Where the HyperEnclave used high-level Rust data structures we directly translated them into Coq, but where it used a low-level representation of page tables in terms of bytes in memory, we spent more effort proving that that is equivalent to a high-level functional representation. In terms of the the structure of RustMonitor, this means that we applied code proofs to the “Memory” module that handles page table representation, used abstract models for the “Enclave” module that manages enclave state, and then combined the resulting models to prove the invariant theorems and top-level security theorem.
Another interesting part of the verification effort is how we dealt with the code proofs. The HyperEnclave code that deals with page tables is low level, and not well handled by any existing verification tools. Instead we developed our own framework for verifying rust code by going via the MIR intermediate language and used that to verify the key functions. Because MIR is a small language, we were able to write an operational semantics for it, and we verify exactly the MIR code emitted by the compiler, which puts the code proofs on a more solid foundation than using an ad-hoc translator.
Overall, this was a substantial effort, which involved around 17,300 lines of hand-written proof scripts checked by the Coq proof assistant. There are also several thousand lines of specification, and a large amount of automatically generated Coq files for the imported MIR code and layer scaffolding. The main components of the proofs are noninterference (6600 lines), code proofs (4200 lines) and page table data representation proofs (4400 lines), in addition to theorems related to the framework for code proofs. They culminate in a set of theorems stating data-flow noninterference for the main HyperEnclave system calls.
Trusted Execution Environments are a foundational technology, both for cloud computing in general and also for Web3 applications. In this project, CertiK applied state-of-the-art formal verification technology to HyperEnclave's most important component, which provides strong assurances that the code behaves as intended and does indeed enforce the desired security properties.

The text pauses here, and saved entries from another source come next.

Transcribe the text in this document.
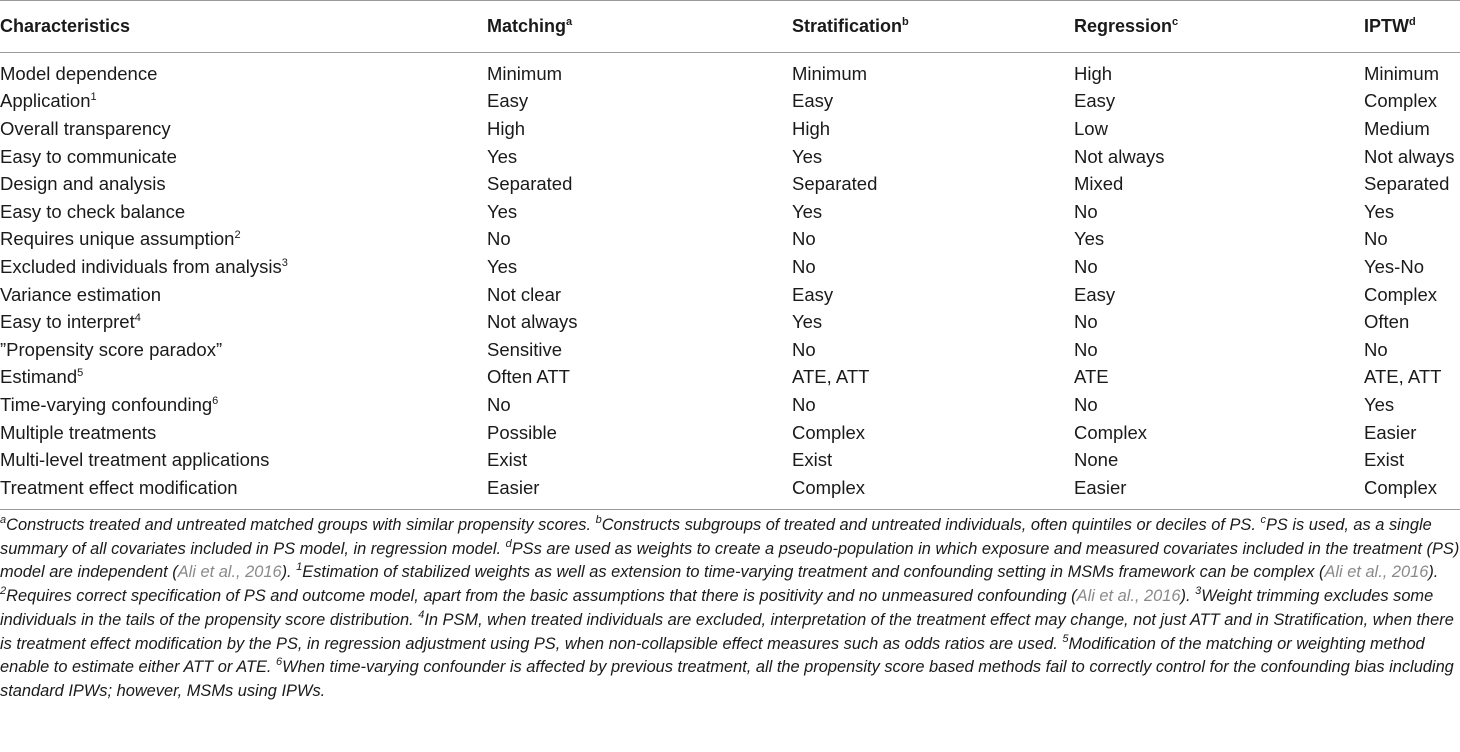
Characteristics	Matching$^a$	Stratification$^b$	Regression$^c$	IPTW$^d$
Model dependence	Minimum	Minimum	High	Minimum
Application$^1$	Easy	Easy	Easy	Complex
Overall transparency	High	High	Low	Medium
Easy to communicate	Yes	Yes	Not always	Not always
Design and analysis	Separated	Separated	Mixed	Separated
Easy to check balance	Yes	Yes	No	Yes
Requires unique assumption$^2$	No	No	Yes	No
Excluded individuals from analysis$^3$	Yes	No	No	Yes-No
Variance estimation	Not clear	Easy	Easy	Complex
Easy to interpret$^4$	Not always	Yes	No	Often
”Propensity score paradox”	Sensitive	No	No	No
Estimand$^5$	Often ATT	ATE, ATT	ATE	ATE, ATT
Time-varying confounding$^6$	No	No	No	Yes
Multiple treatments	Possible	Complex	Complex	Easier
Multi-level treatment applications	Exist	Exist	None	Exist
Treatment effect modification	Easier	Complex	Easier	Complex
$^a$Constructs treated and untreated matched groups with similar propensity scores. $^b$Constructs subgroups of treated and untreated individuals, often quintiles or deciles of PS. $^c$PS is used, as a single summary of all covariates included in PS model, in regression model. $^d$PSs are used as weights to create a pseudo-population in which exposure and measured covariates included in the treatment (PS) model are independent (Ali et al., 2016). $^1$Estimation of stabilized weights as well as extension to time-varying treatment and confounding setting in MSMs framework can be complex (Ali et al., 2016). $^2$Requires correct specification of PS and outcome model, apart from the basic assumptions that there is positivity and no unmeasured confounding (Ali et al., 2016). $^3$Weight trimming excludes some individuals in the tails of the propensity score distribution. $^4$In PSM, when treated individuals are excluded, interpretation of the treatment effect may change, not just ATT and in Stratification, when there is treatment effect modification by the PS, in regression adjustment using PS, when non-collapsible effect measures such as odds ratios are used. $^5$Modification of the matching or weighting method enable to estimate either ATT or ATE. $^6$When time-varying confounder is affected by previous treatment, all the propensity score based methods fail to correctly control for the confounding bias including standard IPWs; however, MSMs using IPWs.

This formal verification effort is only one part of security assurance for confidential computing. It only covers the page management part of the RustMonitor, and the RustMonitor is only one component of the full system. Going forward, we will apply code auditing, testing, and formal verification to other confidential computing components. But by verifying the most central part we have laid a strong foundation for confidential cloud computing.